A Business Plan - Crucial Tool for an Investor
Essay by biscuitmomma81 • August 5, 2013 • Essay • 385 Words (2 Pages) • 1,578 Views
A business plan is a very crucial tool for an investor to look at when they are considering market opportunities. The investors need to be sure that they would want to actually invest within a specific business and if they do they need to be sure that they don't invest more in to the business than what the investment is actually worth. Assets will show what a company both owns and owes which determines what type of return could be made on an investment. Annual reports of a company can give investors advantage of knowing when company stocks are doing very well or if it's a good time for them to sell. The cash or cash equivalents that show on these reports will show the overall structure of the company. The investors will be able to see how much is where, actual dollar amounts, as well as what has increased or decreased within the specific time period of these reports. Even though investors will look at all of this different information net earnings will be one of the biggest things investors will be looking at for their decisions, because this is what is considered to be the company's bottom line. The net revenue, expenses, and income will show an investor if this company is profitable enough for the investment that they are considering.

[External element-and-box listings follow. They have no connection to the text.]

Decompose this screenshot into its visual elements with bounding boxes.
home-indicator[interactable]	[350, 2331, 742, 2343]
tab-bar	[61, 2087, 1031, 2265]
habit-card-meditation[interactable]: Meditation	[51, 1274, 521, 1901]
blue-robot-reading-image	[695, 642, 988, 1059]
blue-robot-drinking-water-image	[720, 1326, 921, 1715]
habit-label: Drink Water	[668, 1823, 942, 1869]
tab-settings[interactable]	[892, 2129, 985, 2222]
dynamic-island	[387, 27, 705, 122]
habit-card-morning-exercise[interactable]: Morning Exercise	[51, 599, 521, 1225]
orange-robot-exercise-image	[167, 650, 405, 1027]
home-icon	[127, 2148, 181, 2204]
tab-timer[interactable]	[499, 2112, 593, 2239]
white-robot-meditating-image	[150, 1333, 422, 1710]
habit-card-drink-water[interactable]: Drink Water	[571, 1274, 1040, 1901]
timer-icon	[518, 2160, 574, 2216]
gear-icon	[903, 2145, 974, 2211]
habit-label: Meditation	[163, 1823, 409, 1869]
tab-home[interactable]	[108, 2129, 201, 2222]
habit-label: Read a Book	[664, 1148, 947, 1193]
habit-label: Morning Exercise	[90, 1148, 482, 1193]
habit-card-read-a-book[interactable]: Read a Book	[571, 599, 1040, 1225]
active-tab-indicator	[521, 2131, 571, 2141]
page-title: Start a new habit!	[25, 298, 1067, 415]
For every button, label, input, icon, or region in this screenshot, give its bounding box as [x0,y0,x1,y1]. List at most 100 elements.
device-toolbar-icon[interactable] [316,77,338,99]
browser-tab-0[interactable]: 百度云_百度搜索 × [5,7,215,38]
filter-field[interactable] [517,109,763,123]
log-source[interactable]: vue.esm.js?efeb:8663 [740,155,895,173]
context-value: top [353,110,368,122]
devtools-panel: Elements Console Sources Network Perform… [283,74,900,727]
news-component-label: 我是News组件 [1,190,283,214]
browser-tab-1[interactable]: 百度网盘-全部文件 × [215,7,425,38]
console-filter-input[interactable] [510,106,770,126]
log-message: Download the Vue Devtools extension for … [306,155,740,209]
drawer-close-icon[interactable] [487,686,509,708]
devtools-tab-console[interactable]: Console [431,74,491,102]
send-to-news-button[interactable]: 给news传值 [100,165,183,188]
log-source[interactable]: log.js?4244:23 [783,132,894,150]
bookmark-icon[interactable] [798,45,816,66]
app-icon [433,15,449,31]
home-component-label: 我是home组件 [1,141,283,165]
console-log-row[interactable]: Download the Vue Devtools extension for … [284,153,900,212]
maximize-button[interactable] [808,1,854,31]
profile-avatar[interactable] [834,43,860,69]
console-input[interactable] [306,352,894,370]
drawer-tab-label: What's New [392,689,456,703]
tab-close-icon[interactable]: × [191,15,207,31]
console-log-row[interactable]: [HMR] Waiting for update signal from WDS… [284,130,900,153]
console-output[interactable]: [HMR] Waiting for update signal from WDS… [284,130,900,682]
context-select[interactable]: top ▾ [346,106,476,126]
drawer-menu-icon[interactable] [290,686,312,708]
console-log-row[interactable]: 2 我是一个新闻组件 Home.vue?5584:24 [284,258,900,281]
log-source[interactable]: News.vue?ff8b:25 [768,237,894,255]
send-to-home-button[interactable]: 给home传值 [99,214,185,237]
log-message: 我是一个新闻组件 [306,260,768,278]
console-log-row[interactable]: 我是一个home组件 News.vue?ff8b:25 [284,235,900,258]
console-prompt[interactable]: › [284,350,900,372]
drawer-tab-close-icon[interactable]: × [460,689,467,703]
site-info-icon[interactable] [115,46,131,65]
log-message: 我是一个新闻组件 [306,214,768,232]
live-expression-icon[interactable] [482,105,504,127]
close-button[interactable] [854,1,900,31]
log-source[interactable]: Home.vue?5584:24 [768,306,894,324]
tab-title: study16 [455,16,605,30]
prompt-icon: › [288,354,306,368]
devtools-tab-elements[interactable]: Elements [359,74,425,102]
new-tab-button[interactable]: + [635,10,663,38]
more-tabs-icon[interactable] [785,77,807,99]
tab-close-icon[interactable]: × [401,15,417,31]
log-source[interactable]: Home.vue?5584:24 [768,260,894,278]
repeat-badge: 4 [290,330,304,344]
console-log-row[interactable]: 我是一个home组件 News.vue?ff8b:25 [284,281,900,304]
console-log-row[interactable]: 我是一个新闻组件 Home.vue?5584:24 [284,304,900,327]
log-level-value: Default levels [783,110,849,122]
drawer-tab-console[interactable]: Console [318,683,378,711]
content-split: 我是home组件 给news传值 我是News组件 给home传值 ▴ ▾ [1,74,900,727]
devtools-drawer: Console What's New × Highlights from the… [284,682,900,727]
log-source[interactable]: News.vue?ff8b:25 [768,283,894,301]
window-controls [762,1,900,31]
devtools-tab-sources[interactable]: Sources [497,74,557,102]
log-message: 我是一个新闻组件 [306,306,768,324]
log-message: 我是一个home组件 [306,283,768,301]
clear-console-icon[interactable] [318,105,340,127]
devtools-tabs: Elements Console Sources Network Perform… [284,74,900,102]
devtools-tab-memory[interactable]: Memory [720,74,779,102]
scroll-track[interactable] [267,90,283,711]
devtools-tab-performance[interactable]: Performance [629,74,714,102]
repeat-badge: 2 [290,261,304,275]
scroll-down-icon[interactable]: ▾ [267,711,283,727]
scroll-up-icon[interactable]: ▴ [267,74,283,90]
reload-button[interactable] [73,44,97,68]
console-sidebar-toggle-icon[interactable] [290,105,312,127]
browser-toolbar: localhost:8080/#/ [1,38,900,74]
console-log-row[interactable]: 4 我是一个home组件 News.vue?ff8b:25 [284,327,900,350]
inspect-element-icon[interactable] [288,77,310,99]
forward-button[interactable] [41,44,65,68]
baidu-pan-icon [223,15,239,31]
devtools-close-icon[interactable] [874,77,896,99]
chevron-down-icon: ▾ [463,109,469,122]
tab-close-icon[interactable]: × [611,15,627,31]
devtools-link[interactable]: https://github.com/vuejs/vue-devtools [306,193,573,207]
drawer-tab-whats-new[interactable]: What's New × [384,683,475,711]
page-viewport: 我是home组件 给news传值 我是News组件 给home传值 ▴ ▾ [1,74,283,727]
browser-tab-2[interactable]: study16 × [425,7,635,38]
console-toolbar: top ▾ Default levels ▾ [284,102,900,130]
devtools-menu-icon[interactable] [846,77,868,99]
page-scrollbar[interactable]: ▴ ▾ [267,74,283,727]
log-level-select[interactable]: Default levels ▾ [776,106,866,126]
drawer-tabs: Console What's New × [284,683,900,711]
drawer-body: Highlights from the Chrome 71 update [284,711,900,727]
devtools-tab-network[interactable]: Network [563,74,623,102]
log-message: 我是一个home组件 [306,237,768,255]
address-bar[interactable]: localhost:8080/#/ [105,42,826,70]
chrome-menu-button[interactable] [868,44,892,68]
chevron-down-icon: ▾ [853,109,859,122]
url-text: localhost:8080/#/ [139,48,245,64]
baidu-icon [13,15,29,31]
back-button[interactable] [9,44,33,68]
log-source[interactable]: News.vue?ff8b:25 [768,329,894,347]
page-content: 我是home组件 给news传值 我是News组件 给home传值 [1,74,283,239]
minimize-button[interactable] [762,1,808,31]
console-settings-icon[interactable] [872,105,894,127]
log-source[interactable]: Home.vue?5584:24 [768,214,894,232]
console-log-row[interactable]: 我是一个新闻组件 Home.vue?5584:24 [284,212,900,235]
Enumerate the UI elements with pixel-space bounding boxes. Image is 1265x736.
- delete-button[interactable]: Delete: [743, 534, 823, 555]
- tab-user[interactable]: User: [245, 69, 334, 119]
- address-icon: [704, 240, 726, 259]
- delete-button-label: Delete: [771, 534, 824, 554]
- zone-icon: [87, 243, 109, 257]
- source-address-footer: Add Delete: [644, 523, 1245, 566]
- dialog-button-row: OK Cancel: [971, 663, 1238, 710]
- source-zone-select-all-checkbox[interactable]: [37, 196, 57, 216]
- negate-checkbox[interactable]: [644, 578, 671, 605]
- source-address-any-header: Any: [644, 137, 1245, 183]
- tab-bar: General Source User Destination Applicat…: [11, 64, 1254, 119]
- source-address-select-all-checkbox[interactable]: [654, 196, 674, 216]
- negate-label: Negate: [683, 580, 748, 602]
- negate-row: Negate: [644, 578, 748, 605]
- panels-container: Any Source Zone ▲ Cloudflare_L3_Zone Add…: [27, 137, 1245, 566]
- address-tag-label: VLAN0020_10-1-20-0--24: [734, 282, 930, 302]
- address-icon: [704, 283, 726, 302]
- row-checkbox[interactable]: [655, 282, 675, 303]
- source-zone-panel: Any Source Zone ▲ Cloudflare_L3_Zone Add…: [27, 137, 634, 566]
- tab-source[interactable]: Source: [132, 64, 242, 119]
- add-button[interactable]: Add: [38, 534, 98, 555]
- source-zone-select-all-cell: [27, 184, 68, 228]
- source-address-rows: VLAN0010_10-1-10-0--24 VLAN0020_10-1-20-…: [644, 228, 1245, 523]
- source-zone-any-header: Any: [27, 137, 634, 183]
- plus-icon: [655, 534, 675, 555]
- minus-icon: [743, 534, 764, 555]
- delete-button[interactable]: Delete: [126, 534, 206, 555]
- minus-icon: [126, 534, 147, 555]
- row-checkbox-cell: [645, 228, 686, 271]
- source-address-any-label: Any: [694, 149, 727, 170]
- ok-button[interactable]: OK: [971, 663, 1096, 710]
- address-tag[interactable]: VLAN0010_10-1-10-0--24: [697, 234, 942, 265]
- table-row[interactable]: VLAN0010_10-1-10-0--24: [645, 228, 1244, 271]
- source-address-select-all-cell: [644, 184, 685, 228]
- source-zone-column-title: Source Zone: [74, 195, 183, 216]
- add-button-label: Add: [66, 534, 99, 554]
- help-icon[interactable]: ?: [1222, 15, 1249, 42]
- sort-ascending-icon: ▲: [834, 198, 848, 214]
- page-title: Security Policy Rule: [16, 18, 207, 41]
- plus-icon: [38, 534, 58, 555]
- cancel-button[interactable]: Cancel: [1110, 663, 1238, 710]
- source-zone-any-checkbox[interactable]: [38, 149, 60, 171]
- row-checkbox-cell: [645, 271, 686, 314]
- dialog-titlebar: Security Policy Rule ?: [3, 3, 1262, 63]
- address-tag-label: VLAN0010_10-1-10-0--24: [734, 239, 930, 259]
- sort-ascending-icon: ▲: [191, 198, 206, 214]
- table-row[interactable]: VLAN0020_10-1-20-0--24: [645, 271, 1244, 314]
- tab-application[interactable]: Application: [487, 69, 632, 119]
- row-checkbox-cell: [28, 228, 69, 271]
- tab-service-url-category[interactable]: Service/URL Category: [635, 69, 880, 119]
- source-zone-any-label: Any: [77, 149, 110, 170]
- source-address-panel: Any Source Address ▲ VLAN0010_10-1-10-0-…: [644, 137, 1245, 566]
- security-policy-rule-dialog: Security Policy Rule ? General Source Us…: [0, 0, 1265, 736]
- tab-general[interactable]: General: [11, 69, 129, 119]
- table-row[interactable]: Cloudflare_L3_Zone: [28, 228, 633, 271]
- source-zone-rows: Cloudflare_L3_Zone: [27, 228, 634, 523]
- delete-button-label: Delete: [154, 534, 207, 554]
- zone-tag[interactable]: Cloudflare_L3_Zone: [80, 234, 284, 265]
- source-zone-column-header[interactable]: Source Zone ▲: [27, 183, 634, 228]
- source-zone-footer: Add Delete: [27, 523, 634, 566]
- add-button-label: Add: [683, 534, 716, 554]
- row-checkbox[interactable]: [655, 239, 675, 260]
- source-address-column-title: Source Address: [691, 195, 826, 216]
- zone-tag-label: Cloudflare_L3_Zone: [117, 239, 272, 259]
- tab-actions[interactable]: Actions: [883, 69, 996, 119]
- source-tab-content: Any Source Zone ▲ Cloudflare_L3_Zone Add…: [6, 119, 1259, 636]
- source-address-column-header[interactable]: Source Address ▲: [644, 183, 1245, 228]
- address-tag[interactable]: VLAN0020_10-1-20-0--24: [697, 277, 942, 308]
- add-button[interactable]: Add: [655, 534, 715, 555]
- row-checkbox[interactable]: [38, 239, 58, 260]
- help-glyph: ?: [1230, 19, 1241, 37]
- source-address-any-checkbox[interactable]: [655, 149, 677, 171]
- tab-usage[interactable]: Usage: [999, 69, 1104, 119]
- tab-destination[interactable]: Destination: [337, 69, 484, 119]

Creditors will use the information from financial statements and annual reports to both review and assess the business. A business will need financial assistance in order to maintain the expenses that come along with running a company and in order to do so they will need credit. A business can use their statements and reports to show credit worthiness in order to get credit faster or get more credit all together. The creditors will look at cash, what is processed through both accounts payable and receivable, the company's debt, revenue, and all over income in order to decide what type of credit the business may need, the amount of credit a business may need, and for specific lengths of time it may be extended. All of this information is going to show a creditor whether a business is in good standing enough to be able to pay back any given amount of credit that a creditor may provide.